Александра, завидев на пороге своих апартаментов Николая в сопровождении Бенкендорфа, изобразила лицом крайнюю степень удивления, а, узнав о сути вопроса, с которым они явились к ней, пришла в негодование.
– Саша болен, – утверждала она, – и к тому же тяжело переживает отъезд принцессы Марии.
– Я бы хотел выразить ему свое сочувствие, – кивнул Николай, – прошу вас, составьте мне компанию, дорогая.
Но в ответ императрица начала искать причины к тому, чтобы этого не делать, и по мере того, как она уклонялась от прямых ответов на простой вопрос «почему», Николай стал всерьез задумываться над подозрениями, высказанными в адрес наследника Бенкендорфом. Император несколько раз во время этой перебранки с императрицей бросал на шефа жандармов косой взгляд, но Бенкендорф выглядел невозмутимым и в спор царственных персон не вмешивался, давая таким образом Николаю самому разобраться, что к чему.
Наконец, Николай, более не готовый выносить всю нелепость этой ситуации, велел Бенкендорфу выйти и, дождавшись, когда за ним закроется дверь, закричал на супругу.
– Да перестаньте же ублажать меня сказками! Или вы тотчас же идете со мной к Александру, или я войду к нему сам, и тогда, – Николай сделал глубокий вдох, – если я узнаю, что вы замешаны в чем-то противозаконном, то… Думаю, вы знаете меня.
– Хорошо, – сдалась Александра, понимавшая, что чистосердечное признание – не лучший выход, но все же – меньшее зло по сравнению с тем скандалом, что способен учинить Николай. – Я скажу, скажу вам правду. Но обещайте мне, что не станете предпринимать ничего ужасного и просто выслушаете меня.
– Я попытаюсь быть сдержанным, но мера моего гнева будет определяться степенью вашей откровенности, – кивнул Николай.
Императрица вздохнула и рассказала все, что знала. Услышав имя Жуковского, Николай нахмурился и даже побледнел.

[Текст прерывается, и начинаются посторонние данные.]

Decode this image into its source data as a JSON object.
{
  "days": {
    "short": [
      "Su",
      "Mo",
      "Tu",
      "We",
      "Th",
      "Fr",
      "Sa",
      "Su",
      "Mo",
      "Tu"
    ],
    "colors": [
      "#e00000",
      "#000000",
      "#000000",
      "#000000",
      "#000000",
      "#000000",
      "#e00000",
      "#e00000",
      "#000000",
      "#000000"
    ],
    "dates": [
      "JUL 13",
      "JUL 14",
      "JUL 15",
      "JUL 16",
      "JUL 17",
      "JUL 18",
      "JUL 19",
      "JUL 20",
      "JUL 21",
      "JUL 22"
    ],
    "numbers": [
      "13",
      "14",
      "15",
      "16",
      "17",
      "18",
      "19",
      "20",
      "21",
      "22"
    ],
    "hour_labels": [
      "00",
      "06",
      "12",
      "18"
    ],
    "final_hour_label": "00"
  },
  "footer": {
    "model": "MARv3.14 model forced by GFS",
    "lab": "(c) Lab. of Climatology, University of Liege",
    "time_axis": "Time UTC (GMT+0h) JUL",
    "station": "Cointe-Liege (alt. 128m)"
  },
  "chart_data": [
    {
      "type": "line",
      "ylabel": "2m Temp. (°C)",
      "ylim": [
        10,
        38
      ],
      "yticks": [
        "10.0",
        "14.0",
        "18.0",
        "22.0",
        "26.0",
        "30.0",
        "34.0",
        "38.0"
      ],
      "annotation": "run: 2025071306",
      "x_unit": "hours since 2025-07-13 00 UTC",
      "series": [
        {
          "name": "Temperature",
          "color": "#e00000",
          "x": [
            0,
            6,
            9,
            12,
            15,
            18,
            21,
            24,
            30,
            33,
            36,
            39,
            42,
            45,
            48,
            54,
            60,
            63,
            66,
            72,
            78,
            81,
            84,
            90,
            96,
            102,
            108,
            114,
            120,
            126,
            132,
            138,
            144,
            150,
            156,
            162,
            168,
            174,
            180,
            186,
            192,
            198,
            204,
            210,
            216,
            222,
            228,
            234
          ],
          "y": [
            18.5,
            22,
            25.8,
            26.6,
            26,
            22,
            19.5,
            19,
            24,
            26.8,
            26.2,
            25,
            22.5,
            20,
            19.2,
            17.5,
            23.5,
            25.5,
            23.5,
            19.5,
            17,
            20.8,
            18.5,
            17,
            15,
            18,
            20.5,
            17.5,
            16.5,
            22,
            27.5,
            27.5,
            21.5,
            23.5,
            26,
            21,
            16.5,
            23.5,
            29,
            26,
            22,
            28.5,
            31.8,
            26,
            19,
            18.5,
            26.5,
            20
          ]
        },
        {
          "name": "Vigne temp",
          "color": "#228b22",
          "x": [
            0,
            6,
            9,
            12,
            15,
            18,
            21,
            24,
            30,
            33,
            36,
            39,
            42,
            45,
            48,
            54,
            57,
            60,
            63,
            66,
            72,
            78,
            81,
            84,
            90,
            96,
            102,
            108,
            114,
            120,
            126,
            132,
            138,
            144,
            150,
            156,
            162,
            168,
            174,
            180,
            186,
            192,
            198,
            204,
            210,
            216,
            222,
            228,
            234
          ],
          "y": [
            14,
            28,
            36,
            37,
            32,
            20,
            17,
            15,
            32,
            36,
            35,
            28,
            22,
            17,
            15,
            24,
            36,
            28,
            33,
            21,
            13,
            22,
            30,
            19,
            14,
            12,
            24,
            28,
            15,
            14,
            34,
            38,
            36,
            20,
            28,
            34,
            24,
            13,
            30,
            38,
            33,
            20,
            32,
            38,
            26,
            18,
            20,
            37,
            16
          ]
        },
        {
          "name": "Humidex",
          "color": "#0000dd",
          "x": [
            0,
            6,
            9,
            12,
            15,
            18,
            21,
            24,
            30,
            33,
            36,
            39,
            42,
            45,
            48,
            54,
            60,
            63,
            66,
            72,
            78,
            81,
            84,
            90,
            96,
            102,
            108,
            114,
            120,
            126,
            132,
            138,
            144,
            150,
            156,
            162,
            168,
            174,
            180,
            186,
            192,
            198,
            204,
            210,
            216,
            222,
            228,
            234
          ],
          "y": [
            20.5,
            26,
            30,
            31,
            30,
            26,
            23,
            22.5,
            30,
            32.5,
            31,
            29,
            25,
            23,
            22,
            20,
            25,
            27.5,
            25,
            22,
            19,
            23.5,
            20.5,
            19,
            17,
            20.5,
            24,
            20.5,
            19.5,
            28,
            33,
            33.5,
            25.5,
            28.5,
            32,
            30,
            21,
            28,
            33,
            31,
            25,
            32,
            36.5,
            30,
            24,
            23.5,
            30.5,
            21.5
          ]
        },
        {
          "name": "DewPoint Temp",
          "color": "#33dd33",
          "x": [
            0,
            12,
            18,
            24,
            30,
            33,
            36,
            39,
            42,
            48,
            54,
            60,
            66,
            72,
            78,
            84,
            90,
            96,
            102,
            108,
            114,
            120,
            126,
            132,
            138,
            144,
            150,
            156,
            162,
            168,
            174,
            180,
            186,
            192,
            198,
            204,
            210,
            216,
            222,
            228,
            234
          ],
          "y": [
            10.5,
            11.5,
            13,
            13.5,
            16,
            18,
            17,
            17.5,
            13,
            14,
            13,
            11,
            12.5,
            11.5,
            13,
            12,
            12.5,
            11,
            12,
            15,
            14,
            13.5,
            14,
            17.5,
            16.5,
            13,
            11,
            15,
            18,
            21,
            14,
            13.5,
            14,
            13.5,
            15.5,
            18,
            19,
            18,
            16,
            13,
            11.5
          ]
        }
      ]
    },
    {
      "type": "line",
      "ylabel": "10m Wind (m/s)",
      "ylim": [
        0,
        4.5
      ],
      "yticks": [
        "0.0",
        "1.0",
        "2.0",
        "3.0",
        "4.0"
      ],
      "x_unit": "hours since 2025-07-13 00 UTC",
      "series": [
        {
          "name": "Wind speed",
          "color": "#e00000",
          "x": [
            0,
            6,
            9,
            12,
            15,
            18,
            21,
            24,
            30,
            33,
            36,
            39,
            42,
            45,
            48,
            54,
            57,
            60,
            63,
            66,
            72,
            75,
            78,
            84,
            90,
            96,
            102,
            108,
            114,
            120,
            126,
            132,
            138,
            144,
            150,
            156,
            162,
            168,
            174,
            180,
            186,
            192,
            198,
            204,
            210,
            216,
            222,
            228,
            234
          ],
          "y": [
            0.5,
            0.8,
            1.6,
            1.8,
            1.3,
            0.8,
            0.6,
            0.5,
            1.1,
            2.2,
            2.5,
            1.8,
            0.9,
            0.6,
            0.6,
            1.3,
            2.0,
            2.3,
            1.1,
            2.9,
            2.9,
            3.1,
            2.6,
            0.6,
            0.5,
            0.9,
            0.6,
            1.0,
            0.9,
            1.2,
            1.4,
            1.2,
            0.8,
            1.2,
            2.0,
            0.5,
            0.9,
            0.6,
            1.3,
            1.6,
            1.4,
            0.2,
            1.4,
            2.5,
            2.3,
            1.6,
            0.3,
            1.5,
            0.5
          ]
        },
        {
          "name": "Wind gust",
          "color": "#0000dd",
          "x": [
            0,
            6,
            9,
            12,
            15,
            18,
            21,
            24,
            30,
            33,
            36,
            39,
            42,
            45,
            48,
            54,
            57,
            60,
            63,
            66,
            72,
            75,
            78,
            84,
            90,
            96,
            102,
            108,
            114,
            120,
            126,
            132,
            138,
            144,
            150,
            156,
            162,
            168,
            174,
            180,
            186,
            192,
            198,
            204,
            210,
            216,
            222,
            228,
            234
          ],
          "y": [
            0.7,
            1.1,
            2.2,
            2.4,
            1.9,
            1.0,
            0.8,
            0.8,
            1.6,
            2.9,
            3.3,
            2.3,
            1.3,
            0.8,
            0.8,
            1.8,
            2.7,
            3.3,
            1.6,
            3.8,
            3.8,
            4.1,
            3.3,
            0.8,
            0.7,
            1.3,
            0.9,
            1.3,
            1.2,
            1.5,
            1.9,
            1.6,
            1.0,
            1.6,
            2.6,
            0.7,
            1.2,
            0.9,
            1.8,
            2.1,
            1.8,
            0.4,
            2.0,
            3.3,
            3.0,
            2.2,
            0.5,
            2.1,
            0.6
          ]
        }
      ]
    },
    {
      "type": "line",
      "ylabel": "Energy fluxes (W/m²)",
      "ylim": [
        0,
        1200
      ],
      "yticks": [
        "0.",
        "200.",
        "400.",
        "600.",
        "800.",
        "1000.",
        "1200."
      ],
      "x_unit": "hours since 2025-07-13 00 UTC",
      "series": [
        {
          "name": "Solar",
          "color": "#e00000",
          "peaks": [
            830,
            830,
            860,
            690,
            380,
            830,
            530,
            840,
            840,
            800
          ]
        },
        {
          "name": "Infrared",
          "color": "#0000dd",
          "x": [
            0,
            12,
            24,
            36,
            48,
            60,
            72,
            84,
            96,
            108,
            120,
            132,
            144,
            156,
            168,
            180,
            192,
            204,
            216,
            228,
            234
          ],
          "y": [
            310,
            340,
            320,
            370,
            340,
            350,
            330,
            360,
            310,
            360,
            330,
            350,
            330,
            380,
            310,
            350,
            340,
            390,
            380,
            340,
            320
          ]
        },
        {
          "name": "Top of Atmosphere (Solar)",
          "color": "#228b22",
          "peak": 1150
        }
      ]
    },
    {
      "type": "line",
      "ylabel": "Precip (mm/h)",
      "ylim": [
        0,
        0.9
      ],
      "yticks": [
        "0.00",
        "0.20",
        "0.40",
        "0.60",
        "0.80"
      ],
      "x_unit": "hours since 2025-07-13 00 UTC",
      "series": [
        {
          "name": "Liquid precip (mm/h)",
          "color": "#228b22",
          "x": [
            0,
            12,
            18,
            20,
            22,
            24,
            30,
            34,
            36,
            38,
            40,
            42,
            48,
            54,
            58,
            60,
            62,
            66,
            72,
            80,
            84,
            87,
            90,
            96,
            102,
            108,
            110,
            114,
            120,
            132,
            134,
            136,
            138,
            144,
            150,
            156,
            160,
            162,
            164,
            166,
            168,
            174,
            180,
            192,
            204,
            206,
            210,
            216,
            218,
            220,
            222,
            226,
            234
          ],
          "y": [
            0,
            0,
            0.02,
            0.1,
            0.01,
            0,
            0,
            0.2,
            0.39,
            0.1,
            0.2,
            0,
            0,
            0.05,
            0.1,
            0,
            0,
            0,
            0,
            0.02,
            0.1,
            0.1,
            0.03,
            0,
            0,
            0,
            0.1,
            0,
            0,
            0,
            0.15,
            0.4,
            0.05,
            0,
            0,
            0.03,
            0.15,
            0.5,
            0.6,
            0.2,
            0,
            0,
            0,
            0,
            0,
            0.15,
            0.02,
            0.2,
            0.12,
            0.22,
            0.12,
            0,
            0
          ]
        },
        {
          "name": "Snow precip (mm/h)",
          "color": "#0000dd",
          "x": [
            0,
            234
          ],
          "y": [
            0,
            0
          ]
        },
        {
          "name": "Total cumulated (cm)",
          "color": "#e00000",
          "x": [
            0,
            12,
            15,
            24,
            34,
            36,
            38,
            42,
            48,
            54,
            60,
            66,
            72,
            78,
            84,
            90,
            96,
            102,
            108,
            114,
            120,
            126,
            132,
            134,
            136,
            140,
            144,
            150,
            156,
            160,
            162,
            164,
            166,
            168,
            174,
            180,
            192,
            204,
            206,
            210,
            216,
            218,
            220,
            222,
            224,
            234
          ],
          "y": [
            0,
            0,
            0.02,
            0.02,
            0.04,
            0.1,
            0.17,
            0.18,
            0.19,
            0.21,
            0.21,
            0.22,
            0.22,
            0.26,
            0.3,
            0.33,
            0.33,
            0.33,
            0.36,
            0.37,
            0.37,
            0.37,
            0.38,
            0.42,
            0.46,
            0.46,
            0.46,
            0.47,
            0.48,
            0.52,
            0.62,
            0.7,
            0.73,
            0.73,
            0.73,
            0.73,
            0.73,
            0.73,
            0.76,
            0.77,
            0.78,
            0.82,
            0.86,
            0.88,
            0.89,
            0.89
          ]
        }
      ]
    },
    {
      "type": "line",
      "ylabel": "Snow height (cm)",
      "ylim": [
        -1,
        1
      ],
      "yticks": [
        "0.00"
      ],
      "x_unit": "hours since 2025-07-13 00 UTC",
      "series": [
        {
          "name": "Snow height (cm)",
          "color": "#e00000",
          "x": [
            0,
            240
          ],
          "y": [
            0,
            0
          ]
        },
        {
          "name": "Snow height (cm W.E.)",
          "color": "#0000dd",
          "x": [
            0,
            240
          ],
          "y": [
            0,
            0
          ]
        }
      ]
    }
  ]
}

– Я уверена, что завтра Александр вернется, и завтра же мы забудем об этой истории, как о мелком и малозначительном недоразумении, – говорила императрица.
– Если вам угодно так думать – думайте, что хотите, – зло сказал Николай, выслушав ее. – Я же поступлю так, как считаю нужным и сообразуясь с интересами безопасности государства.
– Но… – начала было Александра и сникла под суровым взглядом императора.
– Вы были правы, Александр Христофорович, – признал Николай, выходя из покоев императрицы и обращаясь к терпеливо ожидавшему его Бенкендорфу. – Александра действительно нет во дворце – ему удалось убедить Ее величество, что он собирается лично проследить за отъездом Калиновской, которой каким-то образом все же удалось увидеться с ним. И еще я узнал, что в этом деле замешан Жуковский, – он не только потворствовал Александру в его авантюре, но и склонил императрицу подыграть ему. Будьте так любезны, приведите Жуковского ко мне. Немедленно!
Сказав это, Николай резко повернулся и ушел к себе, а Бенкендорф бросился к Жуковскому. Но того в комнате не оказалось, и Бенкендорф, воспользовавшись моментом и чтобы занять время, принялся поверхностно рассматривать бумаги на его столе. Однако, заслышав звук открываемой двери, он бросил это неприглядное занятие и сел за стол, занимая место Жуковского.
– Как вы посмели! – с возмущением воскликнул Жуковский, входя в свою комнату.
– Здравствуйте, дорогой Василий Андреевич, – тоном радушного хозяина сказал Бенкендорф, жестом предлагая Жуковскому присесть. – Располагайтесь, чувствуйте себя, как дома.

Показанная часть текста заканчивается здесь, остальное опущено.